TIP: It is time to think about the possibility of taking this direction in your income growth journey. Decide if it is a viable option for you and bear in mind the challenges that may come with such a decision. If you think you are up to task, then by all means, take the plunge - but make sure you have your core source of income protected at the time of taking the dive.
At any age, debt management is a critical financial aim. At mid-career, it is even more important that you have debt in check. If you have not fully understood the importance of debt, the pitfalls of debt, and all the in-between, it is time to seriously consider educating yourself before debt becomes what prevents you from achieving your dreams.
Equally important, is the fact that by not understanding how debt works, the opportunities that debt can open, you may be missing out on wealth-building opportunities that debt comes with - especially now that you are making significantly more and can qualify for competitively-priced debt.
Understanding the act of borrowing is important; where do I borrow? The why of borrowing, how do I leverage on what I have e.g. logbook, a title deed, payslip, house, etc. to get competitive debt, who do I borrow from, and what do I need to look out for? Should I even be borrowing?
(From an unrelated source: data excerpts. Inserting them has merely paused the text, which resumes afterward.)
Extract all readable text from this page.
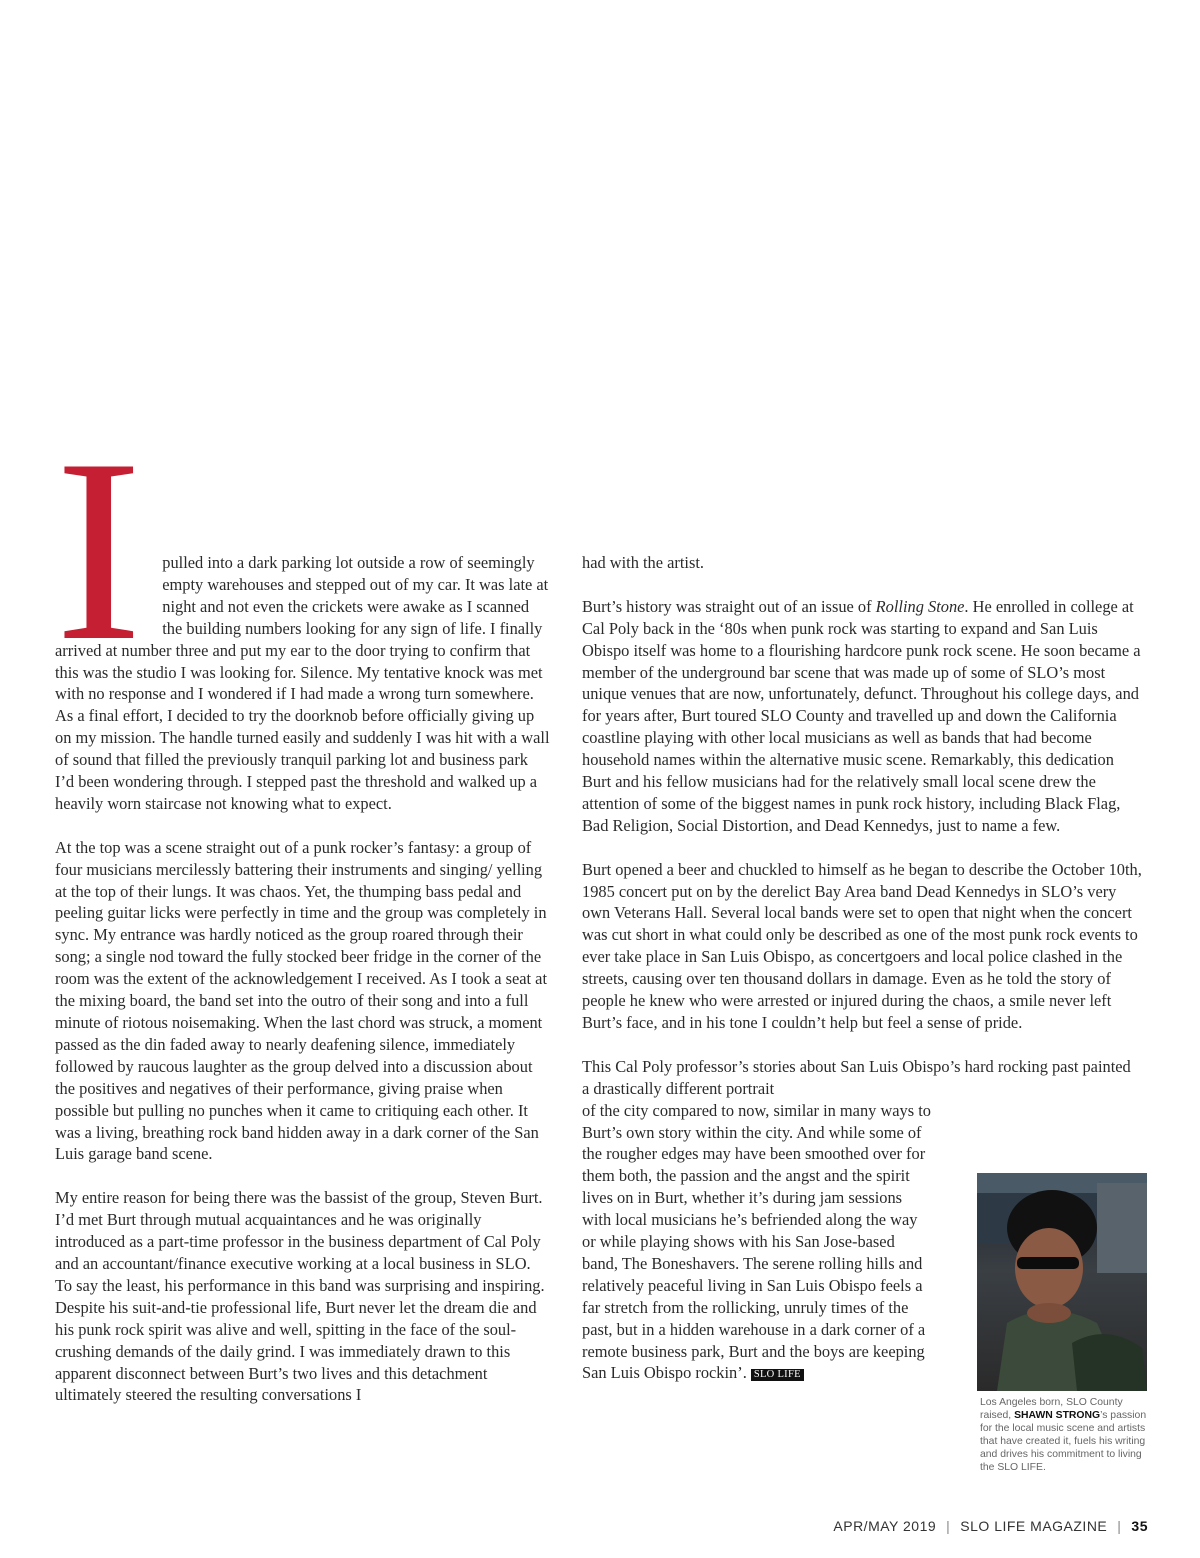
I pulled into a dark parking lot outside a row of seemingly empty warehouses and stepped out of my car. It was late at night and not even the crickets were awake as I scanned the building numbers looking for any sign of life. I finally arrived at number three and put my ear to the door trying to confirm that this was the studio I was looking for. Silence. My tentative knock was met with no response and I wondered if I had made a wrong turn somewhere. As a final effort, I decided to try the doorknob before officially giving up on my mission. The handle turned easily and suddenly I was hit with a wall of sound that filled the previously tranquil parking lot and business park I’d been wondering through. I stepped past the threshold and walked up a heavily worn staircase not knowing what to expect.

At the top was a scene straight out of a punk rocker’s fantasy: a group of four musicians mercilessly battering their instruments and singing/ yelling at the top of their lungs. It was chaos. Yet, the thumping bass pedal and peeling guitar licks were perfectly in time and the group was completely in sync. My entrance was hardly noticed as the group roared through their song; a single nod toward the fully stocked beer fridge in the corner of the room was the extent of the acknowledgement I received. As I took a seat at the mixing board, the band set into the outro of their song and into a full minute of riotous noisemaking. When the last chord was struck, a moment passed as the din faded away to nearly deafening silence, immediately followed by raucous laughter as the group delved into a discussion about the positives and negatives of their performance, giving praise when possible but pulling no punches when it came to critiquing each other. It was a living, breathing rock band hidden away in a dark corner of the San Luis garage band scene.

My entire reason for being there was the bassist of the group, Steven Burt. I’d met Burt through mutual acquaintances and he was originally introduced as a part-time professor in the business department of Cal Poly and an accountant/finance executive working at a local business in SLO. To say the least, his performance in this band was surprising and inspiring. Despite his suit-and-tie professional life, Burt never let the dream die and his punk rock spirit was alive and well, spitting in the face of the soul-crushing demands of the daily grind. I was immediately drawn to this apparent disconnect between Burt’s two lives and this detachment ultimately steered the resulting conversations I

had with the artist.

Burt’s history was straight out of an issue of Rolling Stone. He enrolled in college at Cal Poly back in the ‘80s when punk rock was starting to expand and San Luis Obispo itself was home to a flourishing hardcore punk rock scene. He soon became a member of the underground bar scene that was made up of some of SLO’s most unique venues that are now, unfortunately, defunct. Throughout his college days, and for years after, Burt toured SLO County and travelled up and down the California coastline playing with other local musicians as well as bands that had become household names within the alternative music scene. Remarkably, this dedication Burt and his fellow musicians had for the relatively small local scene drew the attention of some of the biggest names in punk rock history, including Black Flag, Bad Religion, Social Distortion, and Dead Kennedys, just to name a few.

Burt opened a beer and chuckled to himself as he began to describe the October 10th, 1985 concert put on by the derelict Bay Area band Dead Kennedys in SLO’s very own Veterans Hall. Several local bands were set to open that night when the concert was cut short in what could only be described as one of the most punk rock events to ever take place in San Luis Obispo, as concertgoers and local police clashed in the streets, causing over ten thousand dollars in damage. Even as he told the story of people he knew who were arrested or injured during the chaos, a smile never left Burt’s face, and in his tone I couldn’t help but feel a sense of pride.

This Cal Poly professor’s stories about San Luis Obispo’s hard rocking past painted a drastically different portrait

of the city compared to now, similar in many ways to Burt’s own story within the city. And while some of the rougher edges may have been smoothed over for them both, the passion and the angst and the spirit lives on in Burt, whether it’s during jam sessions with local musicians he’s befriended along the way or while playing shows with his San Jose-based band, The Boneshavers. The serene rolling hills and relatively peaceful living in San Luis Obispo feels a far stretch from the rollicking, unruly times of the past, but in a hidden warehouse in a dark corner of a remote business park, Burt and the boys are keeping San Luis Obispo rockin’. SLO LIFE

Los Angeles born, SLO County raised, SHAWN STRONG’s passion for the local music scene and artists that have created it, fuels his writing and drives his commitment to living the SLO LIFE.
APR/MAY 2019 | SLO LIFE MAGAZINE | 35
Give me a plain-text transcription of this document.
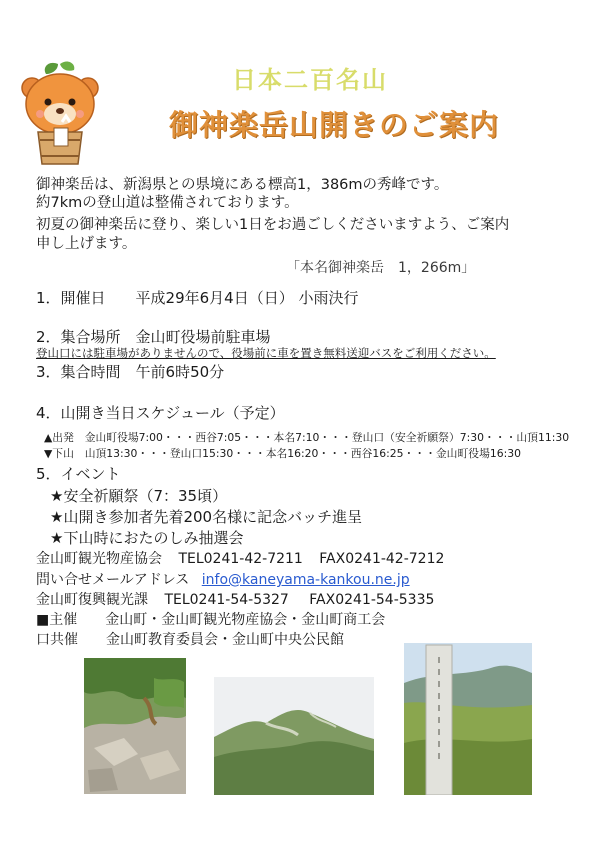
日本二百名山
御神楽岳山開きのご案内
御神楽岳は、新潟県との県境にある標高1，386mの秀峰です。
約7kmの登山道は整備されております。
初夏の御神楽岳に登り、楽しい1日をお過ごしくださいますよう、ご案内
申し上げます。
「本名御神楽岳　1，266m」
1．開催日　　平成29年6月4日（日） 小雨決行
2．集合場所　金山町役場前駐車場
登山口には駐車場がありませんので、役場前に車を置き無料送迎バスをご利用ください。
3．集合時間　午前6時50分
4．山開き当日スケジュール（予定）
▲出発　金山町役場7:00・・・西谷7:05・・・本名7:10・・・登山口（安全祈願祭）7:30・・・山頂11:30
▼下山　山頂13:30・・・登山口15:30・・・本名16:20・・・西谷16:25・・・金山町役場16:30
5．イベント
★安全祈願祭（7：35頃）
★山開き参加者先着200名様に記念バッチ進呈
★下山時におたのしみ抽選会
金山町観光物産協会 TEL0241-42-7211 FAX0241-42-7212
問い合せメールアドレス info@kaneyama-kankou.ne.jp
金山町復興観光課 TEL0241-54-5327 FAX0241-54-5335
■主催　　金山町・金山町観光物産協会・金山町商工会
口共催　　金山町教育委員会・金山町中央公民館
You can begin with an audit of your debt situation;
Compile a list of everything you owe. And then come up with a strategy for effectively controlling it. Do you still owe money on your credit cards if you have one? Do you still owe student debt? Mortgage? Then start getting rid of it.
You can manage debt smartly by;
Read Also: Why Debt is Good For You
Each person's debt situation is unique. However, the rule of thumb is simple; Pay off the debt with the highest interest rate first. Then on to the next highest one.
As a mid-career professional, you have braved the storm of early-career naivete, timidity, and possibly indiscipline. Even more importantly, you have actual responsibilities to your immediate spouse, children, and even parents and siblings.
Actually, you are probably most concerned about your most cherished financial goals and are eager to achieve them now that you have achieved some form of financial stability and really do not have the time to mess around.
Read Also: Financial Goals to Set For Your Family
Knowing what you need to be doing with your money, why you need to be doing so, where to keep it and so on is just a start.
You have to actually start doing it, diligently.